Proposition

Determine whether the following polynomials lie in the following radicals. If the answer is yes, what is the smallest power of the polynomial that lies in the ideal?

  1. Is $x + y \in \sqrt{\ev{x^3, y^3, xy(x + y)}}$?
  2. Is $x^2 + 3xz \in \sqrt{\ev{x + z, x^2y, x - z^2}}$?

Solution

from sympy import *
from sympy.polys.orderings import monomial_key

x, y, z, a = symbols('x y z a')

print(groebner([x**3, y**3, x*y*(x + y), 1 - a * (x + y)], x, y, z, a, order='lex'))
print(groebner([x + z, x**2*y, x - z**2, 1 - a * (x**2 + 3*x*z)], x, y, z, a, order='lex'))

gives

GroebnerBasis([1], x, y, z, a, domain='ZZ', order='lex')
GroebnerBasis([x - 1, y, z + 1, 2*a + 1], x, y, z, a, domain='ZZ', order='lex')

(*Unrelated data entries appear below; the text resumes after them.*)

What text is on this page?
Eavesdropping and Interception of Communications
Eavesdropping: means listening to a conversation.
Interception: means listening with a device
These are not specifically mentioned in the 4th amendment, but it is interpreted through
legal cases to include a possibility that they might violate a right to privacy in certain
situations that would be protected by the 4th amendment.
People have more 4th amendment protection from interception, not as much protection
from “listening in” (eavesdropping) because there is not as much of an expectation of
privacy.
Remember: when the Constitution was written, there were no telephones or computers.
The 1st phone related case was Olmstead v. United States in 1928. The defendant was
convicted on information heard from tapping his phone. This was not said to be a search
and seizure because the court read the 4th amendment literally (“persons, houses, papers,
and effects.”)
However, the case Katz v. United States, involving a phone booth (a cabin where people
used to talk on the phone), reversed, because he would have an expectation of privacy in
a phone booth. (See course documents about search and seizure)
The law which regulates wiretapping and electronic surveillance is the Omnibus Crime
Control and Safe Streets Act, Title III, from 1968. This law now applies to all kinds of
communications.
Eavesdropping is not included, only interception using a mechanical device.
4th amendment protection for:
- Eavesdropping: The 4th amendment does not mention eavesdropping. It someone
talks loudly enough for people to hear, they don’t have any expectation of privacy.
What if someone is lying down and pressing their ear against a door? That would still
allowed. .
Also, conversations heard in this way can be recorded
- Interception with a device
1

, so the answer to 1 is yes and 2 is no by the radical membership algorithm described on P.185 of Ideals, Varieties and Algorithms.

$x^3 + y^3 + 3xy(x + y) = (x + y)^3$. Moreover, each monomial of $x^3$, $y^3$ and $xy(x + y)$ has a total degree of 3, so the smallest power of $x + y$ that lies in the ideal cannot be less than 3. Therefore, the answer is 3.